We went to a party and I wore something I bought with my sister from Express - a blue fitted button down that had no gap-osis going on and a pair of black wide leg pants... I wore it to work and went right to the party...these are newer friends that we are socializing with now because of school...but I digress. I embraced form fitting clothes in public for the very first time. Talk about diving in with both feet. Our friends openly asked, so I talked about SP the whole time. Even my older friends are a little shocked.
I think my DH is going to throw up soon. I think my co-workers are going to throw up soon. They hear it all the time!

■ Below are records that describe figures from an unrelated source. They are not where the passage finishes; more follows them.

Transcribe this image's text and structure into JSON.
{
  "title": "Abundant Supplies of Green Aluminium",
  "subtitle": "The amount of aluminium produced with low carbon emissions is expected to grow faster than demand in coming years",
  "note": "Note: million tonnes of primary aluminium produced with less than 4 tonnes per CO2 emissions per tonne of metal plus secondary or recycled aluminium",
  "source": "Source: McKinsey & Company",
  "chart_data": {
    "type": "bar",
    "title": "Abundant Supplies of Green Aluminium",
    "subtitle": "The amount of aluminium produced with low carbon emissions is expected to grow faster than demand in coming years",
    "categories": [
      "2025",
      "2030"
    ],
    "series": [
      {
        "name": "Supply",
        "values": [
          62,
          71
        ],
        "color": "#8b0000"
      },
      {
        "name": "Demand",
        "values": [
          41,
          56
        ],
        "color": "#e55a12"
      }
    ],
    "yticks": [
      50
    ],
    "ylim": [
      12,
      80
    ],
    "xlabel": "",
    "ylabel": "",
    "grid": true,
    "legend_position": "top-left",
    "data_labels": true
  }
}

Anyway, I've kind of come to the conclusion that whatever will be, will be. Is maintaining hard? Sort of and yet not, at the same time...I have done it for 2 months. More food is weird to do, especially when you are so used to the "diet thing". Moderation with food and exercise is a balancing act. It's really a personal journey that takes a lot of trial and error. What's good for me, might not be good for you. Is dieting easier? As you can see - for me, yes, it is. Again, a very personal journey. If I knew back then, what I know now, I would have done this when I was 20.
If you think my body is some tight, muscular thing - you are so off base!
It is what it is - a six-pack of well defined fat attached to muscles - I'm just happy the spare tire is gone; arms that wave good-bye after I have stopped waving; cellulite and stretch marks are part of who I am - I accept that one with arms wide open. I don't think I need to go on, you get the picture.
So here's the deal with all this re-evaluation:
- I refuse to let myself go over 150 for the rest of my life if I can possibly help it.
- 150 is a good and happy place - I'm glad I maintained well there
- the uber-ultimate goal of a healthy BMI at 136 pounds is totally doable and if it happens to be my equilibrium spot, then so be it.
- I'm not deliberately dieting to get to 136.
- Just being in the 140s is a thrill for me and I LIKE IT!
I looks like Ms. Done might not be totally done.